Freire then provided an example of recent work in applying data science principles to New York City taxis. The raw data set consisted of 500,000 trips per day taken for more than 3 years, which yielded 150 GB of data. The data were not enormous, but they were complex and had spatial and temporal attributes. The data show an unusual degree of regularity; one can easily see temporal changes related to weekends and holidays. The goal was to allow city officials to explore the data visually. The work involved developing a spatiotemporal index that was based on an out-of-core k-dimensional tree (Ferreira et al., 2013) and a new interactive map view.

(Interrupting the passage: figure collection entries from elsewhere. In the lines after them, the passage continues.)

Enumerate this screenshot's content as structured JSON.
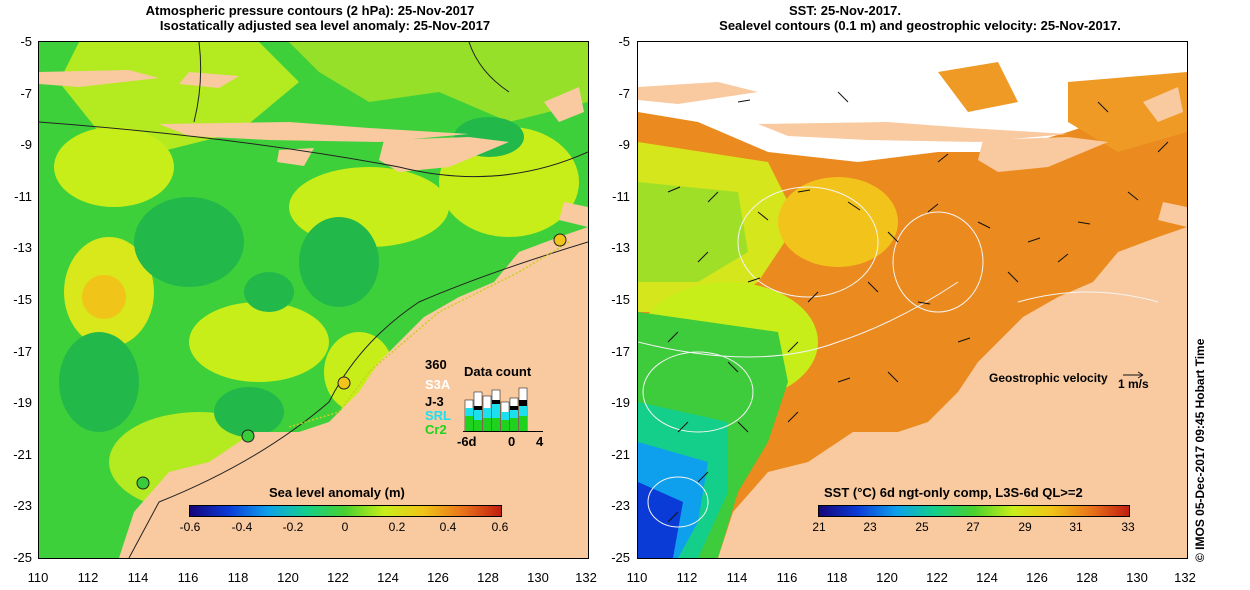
{
  "left_panel": {
    "title_line1": "Atmospheric pressure contours (2 hPa): 25-Nov-2017",
    "title_line2": "Isostatically adjusted sea level anomaly: 25-Nov-2017",
    "y_ticks": [
      "-5",
      "-7",
      "-9",
      "-11",
      "-13",
      "-15",
      "-17",
      "-19",
      "-21",
      "-23",
      "-25"
    ],
    "x_ticks": [
      "110",
      "112",
      "114",
      "116",
      "118",
      "120",
      "122",
      "124",
      "126",
      "128",
      "130",
      "132"
    ],
    "colorbar": {
      "label": "Sea level anomaly (m)",
      "ticks": [
        "-0.6",
        "-0.4",
        "-0.2",
        "0",
        "0.2",
        "0.4",
        "0.6"
      ],
      "colors": [
        "#16057a",
        "#0b3bd6",
        "#0ea0ec",
        "#14cf8a",
        "#49d12e",
        "#c8ee1a",
        "#f0c418",
        "#e9751a",
        "#c21d0f"
      ]
    },
    "data_count": {
      "title": "Data count",
      "scale_max": "360",
      "satellites": [
        {
          "name": "S3A",
          "color": "#ffffff"
        },
        {
          "name": "J-3",
          "color": "#000000"
        },
        {
          "name": "SRL",
          "color": "#1de0ef"
        },
        {
          "name": "Cr2",
          "color": "#1ed21e"
        }
      ],
      "x_ticks": [
        "-6d",
        "0",
        "4"
      ]
    }
  },
  "right_panel": {
    "title_line1": "SST: 25-Nov-2017.",
    "title_line2": "Sealevel contours (0.1 m) and geostrophic velocity: 25-Nov-2017.",
    "y_ticks": [
      "-5",
      "-7",
      "-9",
      "-11",
      "-13",
      "-15",
      "-17",
      "-19",
      "-21",
      "-23",
      "-25"
    ],
    "x_ticks": [
      "110",
      "112",
      "114",
      "116",
      "118",
      "120",
      "122",
      "124",
      "126",
      "128",
      "130",
      "132"
    ],
    "colorbar": {
      "label": "SST (°C) 6d ngt-only comp, L3S-6d QL>=2",
      "ticks": [
        "21",
        "23",
        "25",
        "27",
        "29",
        "31",
        "33"
      ],
      "colors": [
        "#16057a",
        "#0b3bd6",
        "#0ea0ec",
        "#14cf8a",
        "#49d12e",
        "#c8ee1a",
        "#f0c418",
        "#e9751a",
        "#c21d0f"
      ]
    },
    "velocity_legend": {
      "label": "Geostrophic velocity",
      "unit": "1 m/s"
    }
  },
  "credit": "© IMOS 05-Dec-2017 09:45 Hobart Time",
  "colors": {
    "land": "#f9c9a0",
    "sea_green": "#39cc3a",
    "sea_yellow": "#c6ed1d",
    "sst_orange": "#eb8a1e",
    "sst_yellow": "#f2c41b",
    "white_cloud": "#ffffff"
  }
}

Freire stated that domain scientists do not know what is possible to do with
their data, and technologists do not know the domain, so there is an expertise gap. Freire quoted Alex Szalay (Faris et al., 2011), who described the ideal scientist as “π-shaped,” with deep knowledge in two fields and connections between them. Freire argued that although the data scientist is supposed to fill the expertise gap, in reality three people make up a “data scientist”: a database expert, a machine learning and statistics expert, and a visualization expert. She said that computer science and data management research have partly failed in that it has not been able to create usable tools for end users. Freire stated that the complexity of data science problems is often underestimated.
Freire was asked by a workshop participant how to prepare students in software while teaching them their domain science. She suggested adding a new course for students who do not have a computer science background. She noted that there were several boot-camp-style programs for Ph.D. science students but that their overall effectiveness is not known.
Participants also discussed the requirements for a data analyst, a topic discussed by Temple Lang during his presentation. One person posited that the single expert in databases, machine learning and statistics, and visualization that Freire described should also be knowledgeable in systems and tools. The database expertise should include computational environments, not just databases. Another participant described the data analyst as a “jazz player” rather than a “symphony player”—in other words, a data analyst should improvise and make decisions rapidly, which cannot be done if the analyst does not know the subject matter well.
Some participants discussed tools. One person noted that commercial tools (such as Spotfire6 and Tableau7) exist in a polished form and work in a variety of applications. Others responded, however, that students need training on these tools, and that a single tool does not usually solve complex data problems. A participant noted that students cannot afford a subscription to Tableau and argued that the existing tools should be open-source; however, open-source tools may not always be well curated.